With the pandemic, as soon as the lockdown was announced, the first thing we did was to reach out to the shelter homes in our network. We work with about 300 shelter homes or orphanages across three cities, i.e., Cochin, Bangalore and Chennai. Instantly, as the pandemic hit, we knew that the walking donors would stop. That’s the main funding source and when the funding stops, the care quality would dip and there would be a crisis. We were able to predict this and we started setting up call centres of our volunteers who would make calls to shelter homes and understand what their situation was and predictably, it was all chaos. They didn’t know how to get groceries and they didn’t know how to manage the funding.

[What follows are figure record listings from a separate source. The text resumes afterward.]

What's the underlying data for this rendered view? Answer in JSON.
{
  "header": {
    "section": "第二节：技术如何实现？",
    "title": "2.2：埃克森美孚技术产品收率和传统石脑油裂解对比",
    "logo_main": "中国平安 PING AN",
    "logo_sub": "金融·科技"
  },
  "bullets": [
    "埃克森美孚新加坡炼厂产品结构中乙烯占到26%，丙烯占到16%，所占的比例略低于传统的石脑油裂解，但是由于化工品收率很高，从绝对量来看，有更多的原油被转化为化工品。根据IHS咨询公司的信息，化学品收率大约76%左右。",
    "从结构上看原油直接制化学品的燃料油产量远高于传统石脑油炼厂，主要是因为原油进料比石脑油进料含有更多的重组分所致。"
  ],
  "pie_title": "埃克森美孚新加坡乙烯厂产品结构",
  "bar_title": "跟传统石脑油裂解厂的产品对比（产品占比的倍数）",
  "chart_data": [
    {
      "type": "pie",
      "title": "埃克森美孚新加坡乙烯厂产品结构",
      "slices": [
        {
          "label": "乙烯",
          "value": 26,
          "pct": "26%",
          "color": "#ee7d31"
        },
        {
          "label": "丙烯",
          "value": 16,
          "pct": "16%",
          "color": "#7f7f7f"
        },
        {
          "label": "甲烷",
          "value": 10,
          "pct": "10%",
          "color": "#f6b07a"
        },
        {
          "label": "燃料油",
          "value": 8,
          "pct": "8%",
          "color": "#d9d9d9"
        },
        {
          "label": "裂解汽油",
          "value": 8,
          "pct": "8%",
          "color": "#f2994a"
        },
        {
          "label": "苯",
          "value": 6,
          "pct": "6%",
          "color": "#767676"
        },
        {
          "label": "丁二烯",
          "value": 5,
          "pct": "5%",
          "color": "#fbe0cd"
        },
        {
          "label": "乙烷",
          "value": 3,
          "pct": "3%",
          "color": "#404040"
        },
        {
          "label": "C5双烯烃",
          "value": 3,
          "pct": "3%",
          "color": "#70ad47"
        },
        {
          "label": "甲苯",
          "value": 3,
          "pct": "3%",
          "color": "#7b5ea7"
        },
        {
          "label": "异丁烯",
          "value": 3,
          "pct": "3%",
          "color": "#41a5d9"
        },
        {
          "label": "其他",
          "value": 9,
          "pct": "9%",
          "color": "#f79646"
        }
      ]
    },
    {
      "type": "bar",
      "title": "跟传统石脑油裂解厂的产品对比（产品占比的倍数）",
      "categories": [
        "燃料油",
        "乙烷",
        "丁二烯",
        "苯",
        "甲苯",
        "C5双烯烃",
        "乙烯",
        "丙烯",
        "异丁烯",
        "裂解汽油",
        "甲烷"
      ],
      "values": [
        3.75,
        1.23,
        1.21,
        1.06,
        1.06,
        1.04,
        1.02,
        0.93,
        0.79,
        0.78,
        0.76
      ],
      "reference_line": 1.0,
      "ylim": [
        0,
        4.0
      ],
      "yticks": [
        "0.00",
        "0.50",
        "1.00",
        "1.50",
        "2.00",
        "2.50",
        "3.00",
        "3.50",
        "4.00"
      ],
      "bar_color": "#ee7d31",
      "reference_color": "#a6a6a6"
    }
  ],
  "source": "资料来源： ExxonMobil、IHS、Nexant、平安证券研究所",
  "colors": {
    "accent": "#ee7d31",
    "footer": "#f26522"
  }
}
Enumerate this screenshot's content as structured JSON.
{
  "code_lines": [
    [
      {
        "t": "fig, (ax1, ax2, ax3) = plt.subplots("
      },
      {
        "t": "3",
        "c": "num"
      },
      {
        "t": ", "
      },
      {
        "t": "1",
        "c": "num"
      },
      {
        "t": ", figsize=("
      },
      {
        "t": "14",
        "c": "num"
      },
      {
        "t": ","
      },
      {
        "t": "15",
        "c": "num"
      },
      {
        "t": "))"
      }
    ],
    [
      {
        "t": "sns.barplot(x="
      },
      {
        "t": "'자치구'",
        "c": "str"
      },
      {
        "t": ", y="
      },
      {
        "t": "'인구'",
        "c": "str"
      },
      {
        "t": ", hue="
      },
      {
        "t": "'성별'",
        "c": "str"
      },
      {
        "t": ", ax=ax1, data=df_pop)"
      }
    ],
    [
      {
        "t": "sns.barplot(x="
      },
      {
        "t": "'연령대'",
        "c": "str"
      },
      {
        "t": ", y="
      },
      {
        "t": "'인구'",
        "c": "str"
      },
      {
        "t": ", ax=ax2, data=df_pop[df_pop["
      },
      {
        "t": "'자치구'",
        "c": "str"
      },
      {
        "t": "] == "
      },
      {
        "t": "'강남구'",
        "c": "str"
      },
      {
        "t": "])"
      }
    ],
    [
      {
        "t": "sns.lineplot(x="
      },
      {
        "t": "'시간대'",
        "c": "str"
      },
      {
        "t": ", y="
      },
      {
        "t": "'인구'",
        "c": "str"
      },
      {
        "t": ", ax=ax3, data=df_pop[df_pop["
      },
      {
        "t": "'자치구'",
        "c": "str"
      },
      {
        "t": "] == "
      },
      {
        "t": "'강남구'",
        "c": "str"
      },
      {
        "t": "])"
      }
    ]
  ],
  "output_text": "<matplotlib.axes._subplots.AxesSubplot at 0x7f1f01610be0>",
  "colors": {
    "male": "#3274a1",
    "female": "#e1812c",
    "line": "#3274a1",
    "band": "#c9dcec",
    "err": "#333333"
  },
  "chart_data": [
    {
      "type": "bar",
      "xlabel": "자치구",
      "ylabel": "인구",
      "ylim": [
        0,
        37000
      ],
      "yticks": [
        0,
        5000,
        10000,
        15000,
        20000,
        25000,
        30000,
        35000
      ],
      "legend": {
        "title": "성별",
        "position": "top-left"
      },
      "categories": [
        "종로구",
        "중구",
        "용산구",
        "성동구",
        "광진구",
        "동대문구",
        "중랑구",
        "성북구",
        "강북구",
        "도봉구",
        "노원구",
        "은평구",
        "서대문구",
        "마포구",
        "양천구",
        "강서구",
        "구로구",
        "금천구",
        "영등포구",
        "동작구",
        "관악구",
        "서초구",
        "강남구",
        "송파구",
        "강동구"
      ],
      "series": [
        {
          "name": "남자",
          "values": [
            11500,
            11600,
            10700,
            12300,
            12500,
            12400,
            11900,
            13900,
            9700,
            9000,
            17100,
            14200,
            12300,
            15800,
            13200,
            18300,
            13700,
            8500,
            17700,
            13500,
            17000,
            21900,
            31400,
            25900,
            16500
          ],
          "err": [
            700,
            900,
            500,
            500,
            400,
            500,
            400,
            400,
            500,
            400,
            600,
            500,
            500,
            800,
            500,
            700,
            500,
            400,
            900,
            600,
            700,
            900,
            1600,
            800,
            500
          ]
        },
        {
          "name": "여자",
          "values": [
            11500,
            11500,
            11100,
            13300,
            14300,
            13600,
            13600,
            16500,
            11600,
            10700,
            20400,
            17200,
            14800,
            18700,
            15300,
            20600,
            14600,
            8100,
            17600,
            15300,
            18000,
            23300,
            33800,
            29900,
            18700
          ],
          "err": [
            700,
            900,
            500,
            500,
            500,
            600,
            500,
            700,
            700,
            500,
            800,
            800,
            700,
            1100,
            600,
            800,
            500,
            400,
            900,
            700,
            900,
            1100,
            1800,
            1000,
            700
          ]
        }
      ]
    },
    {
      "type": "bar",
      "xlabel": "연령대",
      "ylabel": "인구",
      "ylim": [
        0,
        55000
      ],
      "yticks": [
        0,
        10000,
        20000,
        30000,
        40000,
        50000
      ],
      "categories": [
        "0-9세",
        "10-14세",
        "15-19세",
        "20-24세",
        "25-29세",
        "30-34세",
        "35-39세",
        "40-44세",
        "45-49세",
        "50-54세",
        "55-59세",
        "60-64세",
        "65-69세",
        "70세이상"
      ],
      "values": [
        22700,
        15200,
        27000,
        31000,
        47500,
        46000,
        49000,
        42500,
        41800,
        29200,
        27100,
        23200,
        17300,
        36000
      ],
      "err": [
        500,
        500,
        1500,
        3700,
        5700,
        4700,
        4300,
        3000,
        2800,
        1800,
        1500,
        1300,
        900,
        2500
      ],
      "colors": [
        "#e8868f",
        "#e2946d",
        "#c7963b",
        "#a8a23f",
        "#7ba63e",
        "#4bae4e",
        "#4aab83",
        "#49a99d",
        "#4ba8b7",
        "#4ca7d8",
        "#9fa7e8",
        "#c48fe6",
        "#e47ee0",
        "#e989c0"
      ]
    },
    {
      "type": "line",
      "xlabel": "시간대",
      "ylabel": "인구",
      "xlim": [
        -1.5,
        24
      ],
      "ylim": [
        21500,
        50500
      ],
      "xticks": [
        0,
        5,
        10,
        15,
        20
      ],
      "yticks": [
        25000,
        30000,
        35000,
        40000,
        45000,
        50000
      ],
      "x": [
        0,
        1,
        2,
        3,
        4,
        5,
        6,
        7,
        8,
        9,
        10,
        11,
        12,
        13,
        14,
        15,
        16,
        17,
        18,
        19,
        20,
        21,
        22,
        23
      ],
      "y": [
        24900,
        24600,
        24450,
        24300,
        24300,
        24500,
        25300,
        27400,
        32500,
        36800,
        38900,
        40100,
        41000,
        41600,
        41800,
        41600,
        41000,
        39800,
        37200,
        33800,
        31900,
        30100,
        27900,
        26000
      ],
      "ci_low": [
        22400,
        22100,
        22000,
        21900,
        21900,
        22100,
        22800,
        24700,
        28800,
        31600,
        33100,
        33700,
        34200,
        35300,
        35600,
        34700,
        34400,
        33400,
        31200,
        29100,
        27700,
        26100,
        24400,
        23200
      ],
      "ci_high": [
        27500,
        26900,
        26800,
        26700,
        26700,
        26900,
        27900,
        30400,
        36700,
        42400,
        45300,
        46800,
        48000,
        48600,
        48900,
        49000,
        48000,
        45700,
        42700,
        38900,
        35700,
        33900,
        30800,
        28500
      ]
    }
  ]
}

Immediately, what we did was to infuse financial aid, we were able to get a few funders on board and support the shelter homes. And that continued for six to eight months of the first phase of the pandemic. When the second wave hit, our main support was to make sure that there were treatments available, paediatricians on call and making sure that the shelter home staff and leadership knew that there was someone around they can call in case there is a crisis and panic. Because they often work in these isolated environments where they have around twenty or thirty children to take care of and no one to call back on. Having children under your roof while the pandemic is going on, is a lot of stress. In a lot of ways, we play that role of being available to them. Many calls from the staff have just been to vent to us in terms of what’s going on and releasing that pressure and anxiety was one thing that our team was able to do. I am reasonably happy with how we were able to provide the safety net for the last two years.
What are the ways in which people can contribute to these organisations?
There are a lot of myths around shelter homes and how us as a community and donors can interact with them. Why I call it a myth is that we go in intending to contribute to the shelter in the most effective way but often tend to influence the areas that aren’t really the best for children. So, if there is any advice that I can put out there as a community for us to interact best with shelter homes would be to go into a home and understand from the leadership what are the areas that they need the most amount of donations for. And, it is often for their staff, it is often for the counsellor who comes in, it is for the tuition teacher that the child needs and it is most often not a meal, not a school bag or not a new shoe. The second way would be if you are buying something and taking it to a shelter home, we’ve noticed that most of the things that end up in a shelter home are mostly second hand clothes or stuff from our homes. That actually has a really harmful impact on the children because they believe that they don’t deserve new things. So if you’re buying or contributing something to these homes, kindly invest in things that are new and make sure to make these children feel special because they don’t get that a lot. These are some of the key areas that we can contribute to and slightly modify the way that we look at children and their homes.